If a smooth function defined on $\mathbb{R}^n$ is convex and bounded below, can we assert that its minima must be a connected set?

Question

If a function defined on $\mathbb{R}^n$ is

1. infinitely differentiable,
2. convex, i.e., $f\left( t x_1 + (1-t) x_2 \right) \le t f(x_1) + (1-t) f(x_2)$, and
3. bounded below,

can we assert that its minima, if exist, form a connected set?

---

Background

I encounter this question when dealing with the maximum likelihood estimation of probabilistic graphical models. The negative log-likelihood is bounded below by zero (since probabilities are bounded above), and its Hessian is positive semi-definite (but not positive definite). By intuition, I guess its minima form a connected set, thus optimization of the loss function will give a good estimation of model parameters in principle, if the true model is not pathological.

Here is a specific example.

All variables are real. The probability of an observed data point $s$ is given by $$ P(s | h, J) = \frac{1}{Z(h,J)} \exp\left( h^T s + \frac{1}{2} s^T J s \right) = \frac{1}{Z(h,J)} \exp\left( \sum_{i=1}^{N} h_i s_i + \sum_{i=1}^N \sum_{j>i}^N J_{ij} s_i s_j \right). $$ Here $s = (s_1, \cdots, s_N)^T$ and $s_i = \pm 1$, $N$ is a given integer, $h=(h_1, \cdots, h_N)^T$ is real, and $J$ is a $N \times N$ real symmetric matrix whose diagonal element are zero, i.e., $$ J= \begin{pmatrix} 0 & J_{12} & \cdots & J_{1N} \\ J_{12} & \ddots & & J_{2N} \\ \vdots & & \ddots & \vdots \\ J_{1N} & J_{2N} & \cdots & 0 \\ \end{pmatrix}. $$ The normalization factor (partition function) is therefore $$ Z(h,J) = \sum_{s_1=\pm 1} \cdots \sum_{s_N=\pm 1} \exp\left( h^T s + \frac{1}{2} s^T J s \right) . $$ (FYI, this is just the generalized Ising model in physics or the Markov random field in statistics.)

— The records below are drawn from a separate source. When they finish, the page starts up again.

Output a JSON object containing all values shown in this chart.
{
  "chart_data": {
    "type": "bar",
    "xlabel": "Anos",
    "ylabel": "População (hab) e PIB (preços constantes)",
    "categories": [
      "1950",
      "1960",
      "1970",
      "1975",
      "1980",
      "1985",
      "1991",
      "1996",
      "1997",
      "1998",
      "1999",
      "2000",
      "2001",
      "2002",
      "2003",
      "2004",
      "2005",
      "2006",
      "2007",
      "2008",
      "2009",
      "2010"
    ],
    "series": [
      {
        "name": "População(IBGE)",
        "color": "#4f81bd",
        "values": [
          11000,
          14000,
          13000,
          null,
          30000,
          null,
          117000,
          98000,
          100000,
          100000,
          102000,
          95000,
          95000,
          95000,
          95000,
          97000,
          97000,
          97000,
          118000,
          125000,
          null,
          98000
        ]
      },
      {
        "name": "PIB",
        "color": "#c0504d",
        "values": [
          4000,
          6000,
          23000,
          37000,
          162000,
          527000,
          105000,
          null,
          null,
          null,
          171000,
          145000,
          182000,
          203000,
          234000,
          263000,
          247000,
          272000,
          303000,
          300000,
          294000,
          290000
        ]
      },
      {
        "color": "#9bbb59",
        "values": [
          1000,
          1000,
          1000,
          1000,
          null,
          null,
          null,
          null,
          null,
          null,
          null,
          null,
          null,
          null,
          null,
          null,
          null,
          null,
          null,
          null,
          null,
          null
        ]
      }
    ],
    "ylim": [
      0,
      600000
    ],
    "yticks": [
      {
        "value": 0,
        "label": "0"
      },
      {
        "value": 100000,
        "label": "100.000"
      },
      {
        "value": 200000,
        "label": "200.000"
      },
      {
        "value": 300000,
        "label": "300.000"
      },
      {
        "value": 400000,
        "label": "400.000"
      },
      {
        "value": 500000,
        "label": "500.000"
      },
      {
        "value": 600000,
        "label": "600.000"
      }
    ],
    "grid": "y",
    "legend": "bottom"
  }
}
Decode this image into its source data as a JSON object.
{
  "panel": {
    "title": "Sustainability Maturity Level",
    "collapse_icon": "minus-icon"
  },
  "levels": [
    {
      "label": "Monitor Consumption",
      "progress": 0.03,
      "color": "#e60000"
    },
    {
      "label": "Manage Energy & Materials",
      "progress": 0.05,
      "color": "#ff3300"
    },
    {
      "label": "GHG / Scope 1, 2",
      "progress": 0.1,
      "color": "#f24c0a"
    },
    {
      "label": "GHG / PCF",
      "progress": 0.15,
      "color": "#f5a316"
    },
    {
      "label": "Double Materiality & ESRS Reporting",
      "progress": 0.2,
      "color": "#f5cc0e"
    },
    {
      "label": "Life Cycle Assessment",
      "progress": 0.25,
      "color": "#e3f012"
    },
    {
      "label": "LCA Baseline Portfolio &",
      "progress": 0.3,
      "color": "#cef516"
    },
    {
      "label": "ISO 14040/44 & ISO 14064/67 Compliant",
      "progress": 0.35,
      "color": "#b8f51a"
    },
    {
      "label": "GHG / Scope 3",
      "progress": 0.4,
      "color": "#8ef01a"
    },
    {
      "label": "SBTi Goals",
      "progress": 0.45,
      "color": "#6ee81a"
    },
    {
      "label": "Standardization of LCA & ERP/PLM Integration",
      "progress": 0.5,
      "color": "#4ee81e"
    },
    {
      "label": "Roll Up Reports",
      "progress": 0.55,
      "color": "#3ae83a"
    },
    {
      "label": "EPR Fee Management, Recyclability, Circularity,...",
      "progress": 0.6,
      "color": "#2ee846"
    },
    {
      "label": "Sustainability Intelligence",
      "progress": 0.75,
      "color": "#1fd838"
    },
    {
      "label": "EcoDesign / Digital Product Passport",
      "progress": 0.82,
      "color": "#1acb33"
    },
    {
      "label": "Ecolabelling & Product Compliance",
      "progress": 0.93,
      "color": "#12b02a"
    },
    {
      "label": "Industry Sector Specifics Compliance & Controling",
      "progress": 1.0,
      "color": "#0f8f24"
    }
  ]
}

The negative log-likelihood (loss function) for the above probability is $$ L(h,J) = - h^T s - \frac{1}{2} s^T J s + \log Z(h,J) , $$ which is infinitely differentiable, convex with respect to $h$ and $J$, bounded below by zero.

Answer 1

Firstly, $f$ may not have any minimum. For example, if $f(x) = e^x$, $f$ is smooth, bounded from below but does not have any minimum.

Moreover, suppose $f$ has a global minimum. By translation, suppose $f \geqslant 0$ and $\min f = 0$. Suppose there exists two point $x_1\neq x_2$ such that $f(x_1)=f(x_2) = 0$. Thus by convexity, for all $t \in [0,1]$, $f((1-t)x_1+tx_2) \leqslant (1-t)f(x_1)+tf(x_2) = 0$. As $f\geqslant 0$, $f((1-t)x_1+tx_2)=0$. Consequently, the entire interval $[x_1,x_2]$ minimize $f$, and thus, the set of $x$ such that $f(x) = 0$ is a convex subset of $\mathbb{R}^n$.

Notice that the smoothness of $f$ is never used here.

Answer 2

The set of all minimizers of a convex function is a convex set. (See proof below.) And of course, every convex set is connected.

Proof: Suppose $x$ and $y$ are minimizers of a convex function $f$. So $f(x) = f(y) = f^*$, where $f^*$ is the minimum value of $f$.If $0 \leq \theta \leq 1$, and $z = \theta x + (1-\theta) y$, then $$ f(z) \leq \theta f(x) + (1-\theta) f(y) = f^*. $$ So $z$ is also a minimizer for $f$.